Let's cut a 2.0.14 release to minimise confusion. When that's available I'll deploy it on the production cluster.

Legoktm changed the visibility from "All Users" to "Public (No Login Required)".Mon, Sep 4, 8:03 AM
Legoktm added a subscriber: Legoktm.Mon, Sep 4, 8:45 AM

2.0.14 has been tagged.

Mentioned in SAL (#wikimedia-operations) [2017-09-05T08:47:19Z] <moritzm> uploaded php-luasandbox/hhvm-luasandbox 2.0.14 to apt.wikimedia.org (T173705)

Mentioned in SAL (#wikimedia-operations) [2017-09-05T08:49:16Z] <moritzm> upgrading canary app servers to hhvm-luasandbox 2.0.14 (T173705)

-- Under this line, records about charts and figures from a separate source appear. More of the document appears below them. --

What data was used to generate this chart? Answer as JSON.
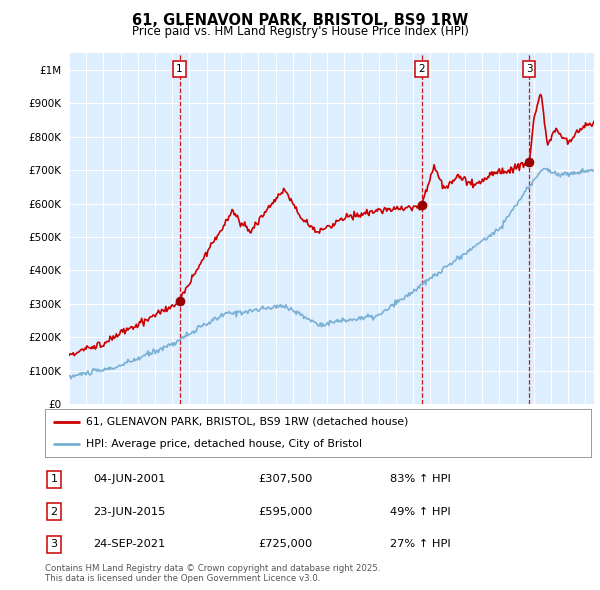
{
  "title": "61, GLENAVON PARK, BRISTOL, BS9 1RW",
  "subtitle": "Price paid vs. HM Land Registry's House Price Index (HPI)",
  "legend_line1": "61, GLENAVON PARK, BRISTOL, BS9 1RW (detached house)",
  "legend_line2": "HPI: Average price, detached house, City of Bristol",
  "sale1_date": "04-JUN-2001",
  "sale1_price": 307500,
  "sale1_hpi": "83% ↑ HPI",
  "sale2_date": "23-JUN-2015",
  "sale2_price": 595000,
  "sale2_hpi": "49% ↑ HPI",
  "sale3_date": "24-SEP-2021",
  "sale3_price": 725000,
  "sale3_hpi": "27% ↑ HPI",
  "footer": "Contains HM Land Registry data © Crown copyright and database right 2025.\nThis data is licensed under the Open Government Licence v3.0.",
  "red_color": "#cc0000",
  "blue_color": "#7ab0d4",
  "sale_marker_color": "#990000",
  "vline_color": "#cc0000",
  "bg_chart": "#ddeeff",
  "background_color": "#ffffff",
  "grid_color": "#ffffff",
  "ylim": [
    0,
    1050000
  ],
  "yticks": [
    0,
    100000,
    200000,
    300000,
    400000,
    500000,
    600000,
    700000,
    800000,
    900000,
    1000000
  ],
  "sale1_year": 2001.42,
  "sale2_year": 2015.48,
  "sale3_year": 2021.73,
  "xmin": 1995,
  "xmax": 2025.5
}
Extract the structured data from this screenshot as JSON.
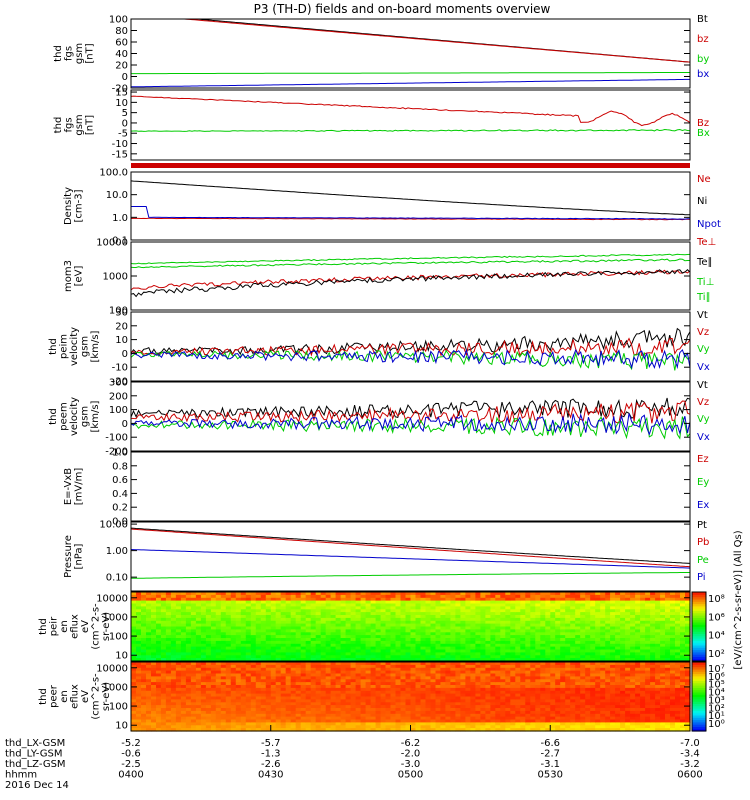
{
  "title": "P3 (TH-D) fields and on-board moments overview",
  "colors": {
    "black": "#000000",
    "red": "#cc0000",
    "green": "#00cc00",
    "blue": "#0000cc",
    "frame": "#000000"
  },
  "chart_data": [
    {
      "type": "line",
      "ylabel": [
        "thd",
        "fgs",
        "gsm",
        "[nT]"
      ],
      "yticks": [
        "100",
        "80",
        "60",
        "40",
        "20",
        "0",
        "-20"
      ],
      "ylim": [
        -20,
        100
      ],
      "series": [
        {
          "name": "Bt",
          "color": "black"
        },
        {
          "name": "bz",
          "color": "red"
        },
        {
          "name": "by",
          "color": "green"
        },
        {
          "name": "bx",
          "color": "blue"
        }
      ]
    },
    {
      "type": "line",
      "ylabel": [
        "thd",
        "fgs",
        "gsm",
        "[nT]"
      ],
      "yticks": [
        "15",
        "10",
        "5",
        "0",
        "-5",
        "-10",
        "-15"
      ],
      "ylim": [
        -18,
        16
      ],
      "series": [
        {
          "name": "Bz",
          "color": "red"
        },
        {
          "name": "Bx",
          "color": "green"
        }
      ]
    },
    {
      "type": "line",
      "ylabel": [
        "Density",
        "[cm-3]"
      ],
      "yticks": [
        "100.0",
        "10.0",
        "1.0",
        "0.1"
      ],
      "ylim": [
        0.1,
        100
      ],
      "log": true,
      "series": [
        {
          "name": "Ne",
          "color": "red"
        },
        {
          "name": "Ni",
          "color": "black"
        },
        {
          "name": "Npot",
          "color": "blue"
        }
      ]
    },
    {
      "type": "line",
      "ylabel": [
        "mom3",
        "[eV]"
      ],
      "yticks": [
        "10000",
        "1000",
        "100"
      ],
      "ylim": [
        100,
        10000
      ],
      "log": true,
      "series": [
        {
          "name": "Te⊥",
          "color": "red"
        },
        {
          "name": "Te∥",
          "color": "black"
        },
        {
          "name": "Ti⊥",
          "color": "green"
        },
        {
          "name": "Ti∥",
          "color": "green"
        }
      ]
    },
    {
      "type": "line",
      "ylabel": [
        "thd",
        "peim",
        "velocity",
        "gsm",
        "[km/s]"
      ],
      "yticks": [
        "30",
        "20",
        "10",
        "0",
        "-10",
        "-20"
      ],
      "ylim": [
        -20,
        30
      ],
      "series": [
        {
          "name": "Vt",
          "color": "black"
        },
        {
          "name": "Vz",
          "color": "red"
        },
        {
          "name": "Vy",
          "color": "green"
        },
        {
          "name": "Vx",
          "color": "blue"
        }
      ]
    },
    {
      "type": "line",
      "ylabel": [
        "thd",
        "peem",
        "velocity",
        "gsm",
        "[km/s]"
      ],
      "yticks": [
        "300",
        "200",
        "100",
        "0",
        "-100",
        "-200"
      ],
      "ylim": [
        -200,
        300
      ],
      "series": [
        {
          "name": "Vt",
          "color": "black"
        },
        {
          "name": "Vz",
          "color": "red"
        },
        {
          "name": "Vy",
          "color": "green"
        },
        {
          "name": "Vx",
          "color": "blue"
        }
      ]
    },
    {
      "type": "line",
      "ylabel": [
        "E=-VxB",
        "[mV/m]"
      ],
      "yticks": [
        "1.0",
        "0.8",
        "0.6",
        "0.4",
        "0.2",
        "0.0"
      ],
      "ylim": [
        0,
        1
      ],
      "series": [
        {
          "name": "Ez",
          "color": "red"
        },
        {
          "name": "Ey",
          "color": "green"
        },
        {
          "name": "Ex",
          "color": "blue"
        }
      ]
    },
    {
      "type": "line",
      "ylabel": [
        "Pressure",
        "[nPa]"
      ],
      "yticks": [
        "10.00",
        "1.00",
        "0.10"
      ],
      "ylim": [
        0.03,
        12
      ],
      "log": true,
      "series": [
        {
          "name": "Pt",
          "color": "black"
        },
        {
          "name": "Pb",
          "color": "red"
        },
        {
          "name": "Pe",
          "color": "green"
        },
        {
          "name": "Pi",
          "color": "blue"
        }
      ]
    },
    {
      "type": "heatmap",
      "ylabel": [
        "thd",
        "peir",
        "en",
        "eflux",
        "eV",
        "(cm^2-s-",
        "sr-eV)"
      ],
      "yticks": [
        "10000",
        "1000",
        "100",
        "10"
      ],
      "ylim": [
        5,
        20000
      ],
      "log": true,
      "colorbar_ticks": [
        "10⁸",
        "10⁶",
        "10⁴",
        "10²"
      ]
    },
    {
      "type": "heatmap",
      "ylabel": [
        "thd",
        "peer",
        "en",
        "eflux",
        "eV",
        "(cm^2-s-",
        "sr-eV)"
      ],
      "yticks": [
        "10000",
        "1000",
        "100",
        "10"
      ],
      "ylim": [
        5,
        20000
      ],
      "log": true,
      "colorbar_ticks": [
        "10⁷",
        "10⁶",
        "10⁵",
        "10⁴",
        "10³",
        "10²",
        "10¹",
        "10⁰"
      ]
    }
  ],
  "colorbar_label": "[eV/(cm^2-s-sr-eV)] (All Qs)",
  "x_axis": {
    "rows": [
      {
        "label": "thd_LX-GSM",
        "values": [
          "-5.2",
          "-5.7",
          "-6.2",
          "-6.6",
          "-7.0"
        ]
      },
      {
        "label": "thd_LY-GSM",
        "values": [
          "-0.6",
          "-1.3",
          "-2.0",
          "-2.7",
          "-3.4"
        ]
      },
      {
        "label": "thd_LZ-GSM",
        "values": [
          "-2.5",
          "-2.6",
          "-3.0",
          "-3.1",
          "-3.2"
        ]
      },
      {
        "label": "hhmm",
        "values": [
          "0400",
          "0430",
          "0500",
          "0530",
          "0600"
        ]
      }
    ],
    "date": "2016 Dec 14"
  }
}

I'm seeing failures in the Scribunto test suite using php-luasandbox 2.0.14 (my package for PHP7, not Wikimedia's HHVM one), but not under 2.0.13:

1) LuaSandbox: SandboxTests[1]: setfenv invalid level
Failed asserting that two strings are identical.
--- Expected
+++ Actual
@@ @@
-ERROR: bad argument #1 to 'old_getfenv' (invalid level)
+ERROR: 'setfenv' cannot set the requested environment, it is protected

/home/km/projects/gerrit/mediawiki/extensions/Scribunto/tests/phpunit/engines/LuaCommon/LuaEngineTestBase.php:257
/home/km/projects/gerrit/mediawiki/core/tests/phpunit/MediaWikiTestCase.php:415
/home/km/projects/gerrit/mediawiki/core/maintenance/doMaintenance.php:92

2) LuaSandbox: SandboxTests[2]: getfenv invalid level
Failed asserting that two strings are identical.
--- Expected
+++ Actual
@@ @@
-ERROR: bad argument #1 to 'old_getfenv' (invalid level)
+{
+}

And on CI which is using the HHVM package: https://integration.wikimedia.org/ci/job/mwext-testextension-hhvm-jessie/16036/console

At least locally downgrading to 2.0.13 makes all the tests pass again.

Anomie added a comment.Tue, Sep 5, 7:42 PM

I'm working on it.

Tests fixed by @Anomie :)

Mentioned in SAL (#wikimedia-operations) [2017-09-06T06:46:31Z] <moritzm> installing php-luasandbox 2.0.14 on API canaries along with HHVM restart (T173705)

Mentioned in SAL (#wikimedia-operations) [2017-09-13T07:47:16Z] <moritzm> rolling out hhvm-luasandbox 2.0.14 to the remaining hosts in eqiad (along with HHVM restarts) (T173705)

2.0.14 with a patch for this has been rolled out across the fleet, will check in a few days whether there's any further occurences in the logs.

MoritzMuehlenhoff closed this task as Resolved.Tue, Sep 19, 9:51 AM

That's fixed with 2.0.14.